Dave Kirby, president of Kirby Management Consulting and NCTN project manager, explained that the new HCF provides large discounts for public and non-profit health care providers for a variety of broadband services and is a permanent extension of the pilot program that the NCTN has successfully worked through to provide discounts to current subscribers.

“Review of the HCF program is underway right now by the key parties involved in the NCTN,” said Kirby. “An initial review indicates that the HCF would provide a viable way to both continue large discounts for current NCTN subscribers and provide large discounts for an expanded roster of non-profit and public North Carolina health care providers including community health centers, public health sites, hospitals, and free clinics.”

The NCTN is coordinated through the Cabarrus Health Alliance (CHA) and has been subsidized through the FCC’s Rural Health Care Pilot Program. The new HCF advances and solidifies the FCC’s pilot work to further widen telemedicine networks, boost access to specialists for patients who don’t live near major hospital centers, and to improve the overall quality of health and care for all citizens. The new HCF also allows thousands of new providers to share in the benefits of connectivity while dramatically cutting costs for eligible health care sites.

There are currently three phases of the NCTN now in action.

The NCTN-PH phase for public health, free clinics and some community health centers now serves 61 locations; the NCTN-H phase for non-profit hospitals currently has 24 subscribed locations; and the NCTN Extension phase, which focuses on broadening services for many existing NCTN health care sites as well as adding new sites.

“Pending the end of the review of the HCF,” added Kirby, “we are hopeful that this new program will allow the NCTN to provide the vast majority of public and non-profit health care providers the affordable broadband services that meet their current and emerging needs to use networked health IT applications to improve care and lower costs.”

NCTN subscribers can routinely engage in high-quality video and audio applications, especially telehealth-based services and tele-education programs. Broadband services with high reliability, low latency, low jitter, and high security are required for most health care providers to obtain the full value from health IT-enabled programs. Kirby said the NCTN’s design includes elements to support these essential requirements – redundant links, encryption and authentication/authorization techniques, prioritized repair, hardening of single links, and more.

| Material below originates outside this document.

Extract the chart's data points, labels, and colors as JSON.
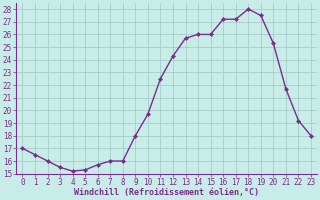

“These broadband demands are likely to grow over the next several years as more health care providers become more dependent on their broadband services for clinical and other business operations,” said Kirby.

To date, the NCTN has been a $14.2 million investment, of which 85 percent has been provided by the FCC for discounts through the Rural Health Care Pilot Program. Dr. William Pilkington, CEO and Public Health Director of the Cabarrus Health Alliance, said “the additional funding is welcome news in North Carolina where we have created a unique partnership that is capable of using these monies to rapidly expand broadband throughout the state.”

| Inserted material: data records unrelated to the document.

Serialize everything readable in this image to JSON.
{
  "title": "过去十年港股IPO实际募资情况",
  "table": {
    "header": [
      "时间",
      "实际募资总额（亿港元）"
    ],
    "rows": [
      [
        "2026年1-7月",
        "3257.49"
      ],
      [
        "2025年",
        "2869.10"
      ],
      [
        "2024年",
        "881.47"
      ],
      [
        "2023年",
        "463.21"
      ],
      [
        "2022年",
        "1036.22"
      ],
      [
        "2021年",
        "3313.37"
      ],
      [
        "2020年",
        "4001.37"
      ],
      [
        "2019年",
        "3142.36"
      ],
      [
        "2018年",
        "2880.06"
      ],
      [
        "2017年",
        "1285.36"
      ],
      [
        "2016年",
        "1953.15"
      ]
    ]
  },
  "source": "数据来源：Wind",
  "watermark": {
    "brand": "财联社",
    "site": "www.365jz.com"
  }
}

MCNC, in collaboration with the N.C. Office of Information Technology Services, currently provides connectivity services for each phase of the NCTN. In addition, private telephone, cable and telecommunications companies also have been contracted to provide last-mile transport services. By this spring, MCNC will have completed a $144 million expansion of the North Carolina Research and Education Network (NCREN) to further boost the capabilities and bandwidth of the NCTN.

The FCC will begin accepting applications for the new Healthcare Connect Fund beginning this summer.

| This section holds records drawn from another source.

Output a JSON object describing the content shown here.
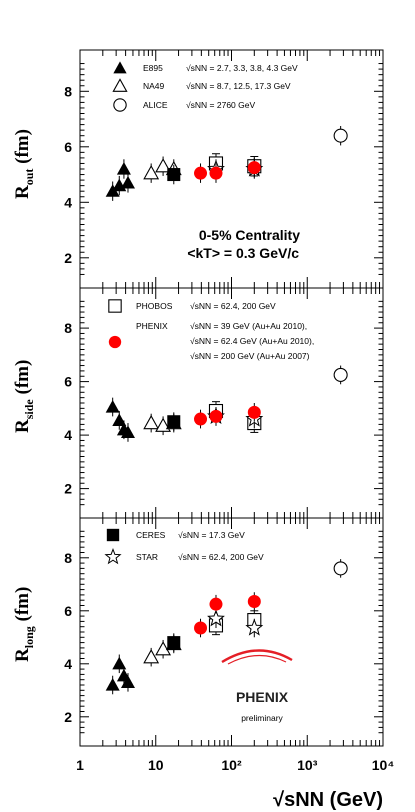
{
  "chart_data": {
    "type": "scatter",
    "x_scale": "log",
    "xlim": [
      1,
      10000
    ],
    "x_tick_labels": [
      "1",
      "10",
      "10²",
      "10³",
      "10⁴"
    ],
    "xlabel": "√sNN (GeV)",
    "panels": [
      {
        "id": "out",
        "ylabel_main": "R",
        "ylabel_sub": "out",
        "ylabel_unit": "(fm)",
        "ylim": [
          1.2,
          9.2
        ],
        "y_ticks": [
          2,
          4,
          6,
          8
        ],
        "annotation": [
          "0-5% Centrality",
          "<kT> = 0.3 GeV/c"
        ],
        "series": [
          {
            "name": "E895",
            "label": "√sNN = 2.7, 3.3, 3.8, 4.3 GeV",
            "marker": "triangle-filled",
            "points": [
              [
                2.7,
                4.4
              ],
              [
                3.3,
                4.6
              ],
              [
                3.8,
                5.2
              ],
              [
                4.3,
                4.7
              ]
            ]
          },
          {
            "name": "NA49",
            "label": "√sNN = 8.7, 12.5, 17.3 GeV",
            "marker": "triangle-open",
            "points": [
              [
                8.7,
                5.05
              ],
              [
                12.5,
                5.3
              ],
              [
                17.3,
                5.2
              ]
            ]
          },
          {
            "name": "ALICE",
            "label": "√sNN = 2760 GeV",
            "marker": "circle-open",
            "points": [
              [
                2760,
                6.4
              ]
            ]
          },
          {
            "name": "CERES",
            "marker": "square-filled",
            "points": [
              [
                17.3,
                5.0
              ]
            ]
          },
          {
            "name": "PHOBOS",
            "marker": "square-open",
            "points": [
              [
                62.4,
                5.4
              ],
              [
                200,
                5.3
              ]
            ]
          },
          {
            "name": "STAR",
            "marker": "star-open",
            "points": [
              [
                62.4,
                5.2
              ],
              [
                200,
                5.2
              ]
            ]
          },
          {
            "name": "PHENIX",
            "marker": "circle-filled",
            "points": [
              [
                39,
                5.05
              ],
              [
                62.4,
                5.05
              ],
              [
                200,
                5.25
              ]
            ]
          }
        ]
      },
      {
        "id": "side",
        "ylabel_main": "R",
        "ylabel_sub": "side",
        "ylabel_unit": "(fm)",
        "ylim": [
          1.2,
          9.2
        ],
        "y_ticks": [
          2,
          4,
          6,
          8
        ],
        "series": [
          {
            "name": "E895",
            "marker": "triangle-filled",
            "points": [
              [
                2.7,
                5.05
              ],
              [
                3.3,
                4.55
              ],
              [
                3.8,
                4.2
              ],
              [
                4.3,
                4.1
              ]
            ]
          },
          {
            "name": "NA49",
            "marker": "triangle-open",
            "points": [
              [
                8.7,
                4.45
              ],
              [
                12.5,
                4.35
              ],
              [
                17.3,
                4.45
              ]
            ]
          },
          {
            "name": "ALICE",
            "marker": "circle-open",
            "points": [
              [
                2760,
                6.25
              ]
            ]
          },
          {
            "name": "CERES",
            "marker": "square-filled",
            "points": [
              [
                17.3,
                4.5
              ]
            ]
          },
          {
            "name": "PHOBOS",
            "label": "√sNN = 62.4, 200 GeV",
            "marker": "square-open",
            "points": [
              [
                62.4,
                4.9
              ],
              [
                200,
                4.45
              ]
            ]
          },
          {
            "name": "STAR",
            "marker": "star-open",
            "points": [
              [
                62.4,
                4.7
              ],
              [
                200,
                4.6
              ]
            ]
          },
          {
            "name": "PHENIX",
            "label_lines": [
              "√sNN = 39 GeV (Au+Au 2010),",
              "√sNN = 62.4 GeV (Au+Au 2010),",
              "√sNN = 200 GeV (Au+Au 2007)"
            ],
            "marker": "circle-filled",
            "points": [
              [
                39,
                4.6
              ],
              [
                62.4,
                4.7
              ],
              [
                200,
                4.85
              ]
            ]
          }
        ]
      },
      {
        "id": "long",
        "ylabel_main": "R",
        "ylabel_sub": "long",
        "ylabel_unit": "(fm)",
        "ylim": [
          1.2,
          9.2
        ],
        "y_ticks": [
          2,
          4,
          6,
          8
        ],
        "series": [
          {
            "name": "E895",
            "marker": "triangle-filled",
            "points": [
              [
                2.7,
                3.2
              ],
              [
                3.3,
                4.0
              ],
              [
                3.8,
                3.55
              ],
              [
                4.3,
                3.3
              ]
            ]
          },
          {
            "name": "NA49",
            "marker": "triangle-open",
            "points": [
              [
                8.7,
                4.25
              ],
              [
                12.5,
                4.55
              ],
              [
                17.3,
                4.75
              ]
            ]
          },
          {
            "name": "ALICE",
            "marker": "circle-open",
            "points": [
              [
                2760,
                7.6
              ]
            ]
          },
          {
            "name": "CERES",
            "label": "√sNN = 17.3 GeV",
            "marker": "square-filled",
            "points": [
              [
                17.3,
                4.8
              ]
            ]
          },
          {
            "name": "PHOBOS",
            "marker": "square-open",
            "points": [
              [
                62.4,
                5.45
              ],
              [
                200,
                5.65
              ]
            ]
          },
          {
            "name": "STAR",
            "label": "√sNN = 62.4, 200 GeV",
            "marker": "star-open",
            "points": [
              [
                62.4,
                5.7
              ],
              [
                200,
                5.35
              ]
            ]
          },
          {
            "name": "PHENIX",
            "marker": "circle-filled",
            "points": [
              [
                39,
                5.35
              ],
              [
                62.4,
                6.25
              ],
              [
                200,
                6.35
              ]
            ]
          }
        ]
      }
    ],
    "branding": {
      "logo_text": "PHENIX",
      "subtitle": "preliminary",
      "logo_color": "#e41e26"
    },
    "colors": {
      "phenix": "#ff0000",
      "axis": "#000000",
      "logo": "#e41e26"
    }
  }
}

Those eligible to apply include public or not-for-profit hospitals, rural health clinics, community health centers, health centers serving migrants, community mental health centers, local health departments or agencies, post-secondary educational institutions/teaching hospitals/medical schools, or a consortia of the above. Non-rural health care providers may participate as part of consortia, but the consortia must remain majority rural.